10 - How easy has it been for you to move between genres (poetry to critical prose to collaboration)? What do you see as the appeal?
11 - What kind of writing routine do you tend to keep, or do you even have one? How does a typical day (for you) begin?
12 - When your writing gets stalled, where do you turn or return for (for lack of a better word) inspiration?
I find a lot of inspiration in the performing arts; film, dance, theater, music—but of course, I often turn to books and beyond arts—I’m deeply inspired by philosophy, science, literary journalism and long walks in the woods.
13 - What fragrance reminds you of home?
14 - David W. McFadden once said that books come from books, but are there any other forms that influence your work, whether nature, music, science or visual art?
15 - What other writers or writings are important for your work, or simply your life outside of your work?
The complete list is truly impossible to make, but a few people who’ve been very important to my poetry include George Oppen, Lorine Niedecker, Gertrude Stein, Robert Creeley and Jean Valentine.

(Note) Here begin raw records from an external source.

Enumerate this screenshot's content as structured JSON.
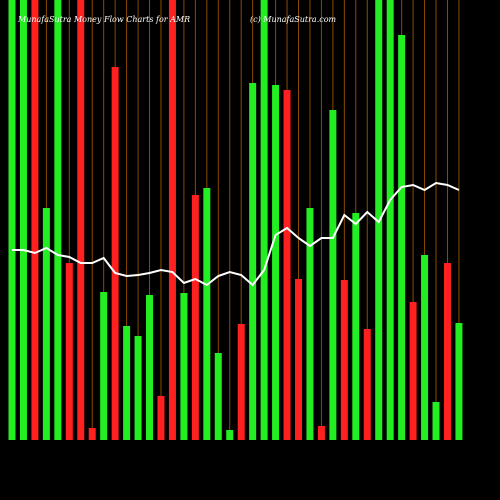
{
  "chart_data": {
    "type": "bar",
    "title": "MunafaSutra  Money Flow  Charts for AMR",
    "subtitle": "(c) MunafaSutra.com",
    "categories": [
      null,
      null,
      null,
      null,
      null,
      null,
      null,
      null,
      null,
      null,
      null,
      null,
      null,
      null,
      null,
      null,
      null,
      null,
      null,
      null,
      null,
      null,
      null,
      null,
      null,
      null,
      null,
      null,
      null,
      null,
      null,
      null,
      null,
      null,
      null,
      null,
      null,
      null,
      null,
      null
    ],
    "values": [
      440,
      440,
      440,
      232,
      440,
      177,
      440,
      12,
      148,
      373,
      114,
      104,
      145,
      44,
      440,
      147,
      245,
      252,
      87,
      10,
      116,
      357,
      440,
      355,
      350,
      161,
      232,
      14,
      330,
      160,
      227,
      111,
      440,
      440,
      405,
      138,
      185,
      38,
      177,
      117
    ],
    "colors": [
      "#22ee22",
      "#22ee22",
      "#ff2020",
      "#22ee22",
      "#22ee22",
      "#ff2020",
      "#ff2020",
      "#ff2020",
      "#22ee22",
      "#ff2020",
      "#22ee22",
      "#22ee22",
      "#22ee22",
      "#ff2020",
      "#ff2020",
      "#22ee22",
      "#ff2020",
      "#22ee22",
      "#22ee22",
      "#22ee22",
      "#ff2020",
      "#22ee22",
      "#22ee22",
      "#22ee22",
      "#ff2020",
      "#ff2020",
      "#22ee22",
      "#ff2020",
      "#22ee22",
      "#ff2020",
      "#22ee22",
      "#ff2020",
      "#22ee22",
      "#22ee22",
      "#22ee22",
      "#ff2020",
      "#22ee22",
      "#22ee22",
      "#ff2020",
      "#22ee22"
    ],
    "line": {
      "color": "#ffffff",
      "values": [
        190,
        190,
        187,
        192,
        185,
        183,
        177,
        177,
        182,
        167,
        164,
        165,
        167,
        170,
        168,
        157,
        161,
        155,
        164,
        168,
        165,
        155,
        170,
        205,
        212,
        202,
        194,
        202,
        202,
        225,
        216,
        228,
        218,
        240,
        253,
        255,
        250,
        257,
        255,
        250
      ]
    },
    "ylim": [
      0,
      440
    ],
    "grid": true,
    "grid_color": "#8b4a00"
  }
}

In the realm of non-fiction, I’d have to name Terry Tempest Williams, John Berger, Paul Auster, John D’Gata and Elizabeth Kolbert. And a lot of writing outside the realm of literature (philosophy, physics, biology, history) has been deeply important to my work. At present, I’m reading James Hillman’s Suicide and the Soul, which is an amazing psychological and spiritual treatise.
16 - What would you like to do that you haven't yet done?
17 - If you could pick any other occupation to attempt, what would it be? Or, alternately, what do you think you would have ended up doing had you not been a writer?
An ornithologist or marine biologist.
18 - What made you write, as opposed to doing something else?
19 - What was the last great book you read? What was the last great film?
Last great book: Sorrow Beyond Dreams/ Peter Handke
Last great film: Searching for Sugar Man
20 - What are you currently working on?
I’m currently at work on a non-fiction project. Technically, I guess it’s a memoir, though it also straddles the realm of the essay at present. I'm writing about my family's original home--Pittsburg, Kansas--and about its history as one of the largest coal mining regions in the country. I'm also writing about the life and death of my father and both my grandfathers--all of whom died by suicide. My maternal grandfather’s family (his father and four brothers) worked throughout their lives in the coal mines. My paternal grandfather served two terms in the U.S. House of Representatives and fought for worker's rights, including those of coal miners. This is an American story that is also emblematic of a piece of history.